"Arrêtez de geindre!", a lancé, sur le ton provocateur dont il est coutumier, le chef d'Etat d'extrême droite alors que le Brésil déplore près de 260.000 morts et traverse sa semaine la plus meurtrière depuis le début de la pandémie, il y a un an.

"Ca suffit avec ces histoires (...) vous allez pleurer jusqu'à quand?", a poursuivi en inaugurant un tronçon ferroviaire dans l'Etat du Goais (centre-ouest) M. Bolsonaro, qui a été très critiqué pour son manque d'empathie dans ce drame humain.

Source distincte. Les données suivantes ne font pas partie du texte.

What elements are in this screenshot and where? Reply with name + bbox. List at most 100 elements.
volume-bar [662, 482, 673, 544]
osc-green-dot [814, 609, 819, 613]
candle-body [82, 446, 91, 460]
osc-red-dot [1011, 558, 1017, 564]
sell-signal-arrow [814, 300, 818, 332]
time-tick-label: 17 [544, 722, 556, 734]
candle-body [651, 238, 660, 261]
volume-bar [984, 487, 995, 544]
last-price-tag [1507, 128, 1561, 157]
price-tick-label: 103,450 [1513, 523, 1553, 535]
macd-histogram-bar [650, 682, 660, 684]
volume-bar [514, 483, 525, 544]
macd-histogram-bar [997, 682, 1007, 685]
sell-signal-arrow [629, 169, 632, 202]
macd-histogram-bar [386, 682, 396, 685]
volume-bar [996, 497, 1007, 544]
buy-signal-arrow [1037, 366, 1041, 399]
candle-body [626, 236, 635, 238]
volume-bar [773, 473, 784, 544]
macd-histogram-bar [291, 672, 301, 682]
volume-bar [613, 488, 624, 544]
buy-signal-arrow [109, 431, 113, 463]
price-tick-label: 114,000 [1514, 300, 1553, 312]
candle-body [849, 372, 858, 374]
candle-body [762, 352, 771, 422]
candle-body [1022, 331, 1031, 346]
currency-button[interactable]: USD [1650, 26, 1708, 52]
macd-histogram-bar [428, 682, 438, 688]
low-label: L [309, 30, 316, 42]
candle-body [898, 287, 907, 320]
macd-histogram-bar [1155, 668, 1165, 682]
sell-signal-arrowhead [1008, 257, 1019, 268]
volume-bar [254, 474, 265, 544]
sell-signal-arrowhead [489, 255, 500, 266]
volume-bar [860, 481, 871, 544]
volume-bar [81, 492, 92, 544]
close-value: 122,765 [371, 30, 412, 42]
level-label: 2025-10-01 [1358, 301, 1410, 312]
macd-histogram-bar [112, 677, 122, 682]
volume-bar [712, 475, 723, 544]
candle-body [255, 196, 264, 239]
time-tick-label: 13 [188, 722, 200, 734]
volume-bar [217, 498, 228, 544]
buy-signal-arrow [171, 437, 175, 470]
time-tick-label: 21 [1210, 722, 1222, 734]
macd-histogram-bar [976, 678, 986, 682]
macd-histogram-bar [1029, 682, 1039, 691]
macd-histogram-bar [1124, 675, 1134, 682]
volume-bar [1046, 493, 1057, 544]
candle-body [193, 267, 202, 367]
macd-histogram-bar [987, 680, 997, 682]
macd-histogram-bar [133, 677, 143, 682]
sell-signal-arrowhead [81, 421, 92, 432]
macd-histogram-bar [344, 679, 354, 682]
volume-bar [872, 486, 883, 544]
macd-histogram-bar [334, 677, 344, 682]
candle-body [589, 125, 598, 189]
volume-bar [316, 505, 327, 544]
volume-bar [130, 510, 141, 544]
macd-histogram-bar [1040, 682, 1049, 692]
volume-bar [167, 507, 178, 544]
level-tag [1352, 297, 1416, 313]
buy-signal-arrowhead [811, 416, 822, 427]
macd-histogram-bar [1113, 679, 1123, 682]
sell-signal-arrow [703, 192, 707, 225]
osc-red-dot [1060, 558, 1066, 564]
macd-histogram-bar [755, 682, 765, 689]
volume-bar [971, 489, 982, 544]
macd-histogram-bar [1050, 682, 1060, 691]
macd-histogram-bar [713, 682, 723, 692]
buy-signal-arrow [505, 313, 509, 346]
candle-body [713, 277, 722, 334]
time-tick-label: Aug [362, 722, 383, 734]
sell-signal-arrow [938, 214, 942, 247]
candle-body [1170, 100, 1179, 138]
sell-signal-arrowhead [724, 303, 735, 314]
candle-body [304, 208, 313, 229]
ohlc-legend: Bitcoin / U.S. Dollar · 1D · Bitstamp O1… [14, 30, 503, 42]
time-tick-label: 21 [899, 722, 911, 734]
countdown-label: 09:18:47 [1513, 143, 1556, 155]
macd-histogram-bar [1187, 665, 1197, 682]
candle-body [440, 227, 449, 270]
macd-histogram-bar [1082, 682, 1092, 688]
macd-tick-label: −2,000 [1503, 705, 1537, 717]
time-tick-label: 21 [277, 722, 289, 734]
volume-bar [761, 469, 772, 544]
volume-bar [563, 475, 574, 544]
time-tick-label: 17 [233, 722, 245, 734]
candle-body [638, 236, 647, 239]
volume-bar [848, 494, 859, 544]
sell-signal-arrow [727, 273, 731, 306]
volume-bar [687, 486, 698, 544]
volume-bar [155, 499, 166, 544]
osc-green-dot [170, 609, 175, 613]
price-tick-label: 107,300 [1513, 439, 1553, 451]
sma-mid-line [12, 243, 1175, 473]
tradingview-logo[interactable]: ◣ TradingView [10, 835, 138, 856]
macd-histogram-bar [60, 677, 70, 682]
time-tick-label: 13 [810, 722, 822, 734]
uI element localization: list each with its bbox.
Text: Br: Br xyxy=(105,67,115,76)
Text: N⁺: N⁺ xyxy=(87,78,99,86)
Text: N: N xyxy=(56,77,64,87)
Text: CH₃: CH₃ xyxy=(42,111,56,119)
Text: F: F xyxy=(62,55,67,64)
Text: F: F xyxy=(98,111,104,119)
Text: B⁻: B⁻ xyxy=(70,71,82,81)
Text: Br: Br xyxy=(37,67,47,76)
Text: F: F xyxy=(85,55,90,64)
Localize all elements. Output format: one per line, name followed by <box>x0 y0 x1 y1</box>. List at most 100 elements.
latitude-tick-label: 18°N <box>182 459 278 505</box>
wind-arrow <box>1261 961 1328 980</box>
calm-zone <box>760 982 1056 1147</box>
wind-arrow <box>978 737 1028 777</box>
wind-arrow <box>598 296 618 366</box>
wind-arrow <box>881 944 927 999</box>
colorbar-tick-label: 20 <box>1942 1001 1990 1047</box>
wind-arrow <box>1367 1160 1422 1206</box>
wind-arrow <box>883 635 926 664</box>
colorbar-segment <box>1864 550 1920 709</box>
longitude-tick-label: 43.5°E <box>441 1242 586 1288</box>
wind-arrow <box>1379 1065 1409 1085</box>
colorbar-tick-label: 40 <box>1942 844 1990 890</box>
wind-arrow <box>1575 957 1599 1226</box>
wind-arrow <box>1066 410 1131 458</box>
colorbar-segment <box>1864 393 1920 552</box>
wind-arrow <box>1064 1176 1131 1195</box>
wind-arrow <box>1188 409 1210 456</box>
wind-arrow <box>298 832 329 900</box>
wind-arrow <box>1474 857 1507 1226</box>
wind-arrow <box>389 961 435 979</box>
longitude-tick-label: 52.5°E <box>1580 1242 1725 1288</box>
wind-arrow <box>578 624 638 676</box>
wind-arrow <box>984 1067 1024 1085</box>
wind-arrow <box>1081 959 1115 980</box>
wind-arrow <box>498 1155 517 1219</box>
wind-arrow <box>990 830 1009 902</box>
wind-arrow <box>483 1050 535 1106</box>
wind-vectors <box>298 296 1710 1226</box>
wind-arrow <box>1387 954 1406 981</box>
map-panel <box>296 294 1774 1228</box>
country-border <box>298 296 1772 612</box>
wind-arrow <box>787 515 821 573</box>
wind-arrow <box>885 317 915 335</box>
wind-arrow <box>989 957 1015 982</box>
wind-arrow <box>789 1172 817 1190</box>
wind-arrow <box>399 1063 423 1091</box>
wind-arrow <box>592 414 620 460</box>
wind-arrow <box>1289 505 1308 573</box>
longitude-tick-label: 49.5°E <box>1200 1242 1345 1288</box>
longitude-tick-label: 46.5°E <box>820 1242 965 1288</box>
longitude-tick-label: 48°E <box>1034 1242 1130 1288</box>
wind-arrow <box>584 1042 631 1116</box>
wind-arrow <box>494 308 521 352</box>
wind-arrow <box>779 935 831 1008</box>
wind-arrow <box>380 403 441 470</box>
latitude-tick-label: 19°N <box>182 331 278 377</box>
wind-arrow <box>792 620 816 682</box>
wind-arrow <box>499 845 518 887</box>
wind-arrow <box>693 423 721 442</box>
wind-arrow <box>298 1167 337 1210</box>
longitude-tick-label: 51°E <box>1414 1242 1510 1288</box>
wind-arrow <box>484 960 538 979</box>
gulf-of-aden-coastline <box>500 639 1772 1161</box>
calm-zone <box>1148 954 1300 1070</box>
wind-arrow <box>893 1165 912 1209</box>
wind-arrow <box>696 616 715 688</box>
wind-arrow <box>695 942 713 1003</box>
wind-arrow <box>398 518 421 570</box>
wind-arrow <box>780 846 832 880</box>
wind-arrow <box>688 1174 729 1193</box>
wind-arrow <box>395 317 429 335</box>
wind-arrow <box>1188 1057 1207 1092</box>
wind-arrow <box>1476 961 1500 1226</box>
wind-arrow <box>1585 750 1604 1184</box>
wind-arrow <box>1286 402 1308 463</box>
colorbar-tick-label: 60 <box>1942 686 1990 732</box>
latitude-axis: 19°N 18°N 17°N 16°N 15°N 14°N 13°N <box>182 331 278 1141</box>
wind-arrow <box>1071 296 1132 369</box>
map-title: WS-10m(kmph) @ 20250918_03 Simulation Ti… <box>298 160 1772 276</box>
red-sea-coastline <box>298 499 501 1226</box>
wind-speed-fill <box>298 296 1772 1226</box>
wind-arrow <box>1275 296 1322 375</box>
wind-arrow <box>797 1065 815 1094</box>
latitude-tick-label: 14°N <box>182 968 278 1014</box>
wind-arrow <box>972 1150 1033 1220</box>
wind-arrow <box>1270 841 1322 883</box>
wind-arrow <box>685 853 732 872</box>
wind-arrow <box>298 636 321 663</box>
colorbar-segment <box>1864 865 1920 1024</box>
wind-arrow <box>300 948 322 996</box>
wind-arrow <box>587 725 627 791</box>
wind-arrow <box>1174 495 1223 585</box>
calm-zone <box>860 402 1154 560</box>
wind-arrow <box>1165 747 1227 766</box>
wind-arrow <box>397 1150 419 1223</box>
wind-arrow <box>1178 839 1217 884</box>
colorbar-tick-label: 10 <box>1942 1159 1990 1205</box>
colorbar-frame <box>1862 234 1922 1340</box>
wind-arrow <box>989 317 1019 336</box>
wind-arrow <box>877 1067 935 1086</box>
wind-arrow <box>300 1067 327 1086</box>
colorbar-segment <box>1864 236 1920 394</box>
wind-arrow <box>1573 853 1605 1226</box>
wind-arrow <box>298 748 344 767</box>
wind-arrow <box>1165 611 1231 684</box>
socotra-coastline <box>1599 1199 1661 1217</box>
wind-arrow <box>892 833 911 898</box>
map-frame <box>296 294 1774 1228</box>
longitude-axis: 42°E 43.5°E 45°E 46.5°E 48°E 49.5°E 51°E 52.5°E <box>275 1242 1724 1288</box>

"Nous regrettons les morts", a-t-il toutefois ajouté, "mais où va le Brésil si on arrête tout?"

"Jusqu'à quand allez-vous rester à la maison, jusqu'à quand tout va-t-il rester fermer?", a-t-il poursuivi alors que de nombreuses villes ont annoncé cette semaine dans l'urgence couvre-feux, fermeture précoce des restaurants et bars ou des activités non-essentielles afin de contenir la flambée de Covid-19.

"Personne ne supporte plus ça", a-t-il conclu. Rio de Janeiro a été, jeudi, l'une des dernières grandes villes à décréter la fermeture des bars et restaurants dès 17H, l'interdiction de toute vente ambulante sur les plages et la circulation des personnes de 23H à 05H.

Depuis le début de la crise qui fait du Brésil le deuxième pays le plus endeuillé après les Etats-Unis, Jair Bolsonaro a livré un bras de fer aux gouverneurs qui souhaitaient restreindre l'activité, les accusant de saper l'économie.

Il s'est particulièrement opposé à celui de Sao Paulo, Joao Doria, un rival politique, qui a annoncé mercredi le retour de son Etat - locomotive économique du Brésil - dans la "phase rouge", avec une suspension de toutes les activités non-essentielles pour deux semaines, à partir de samedi.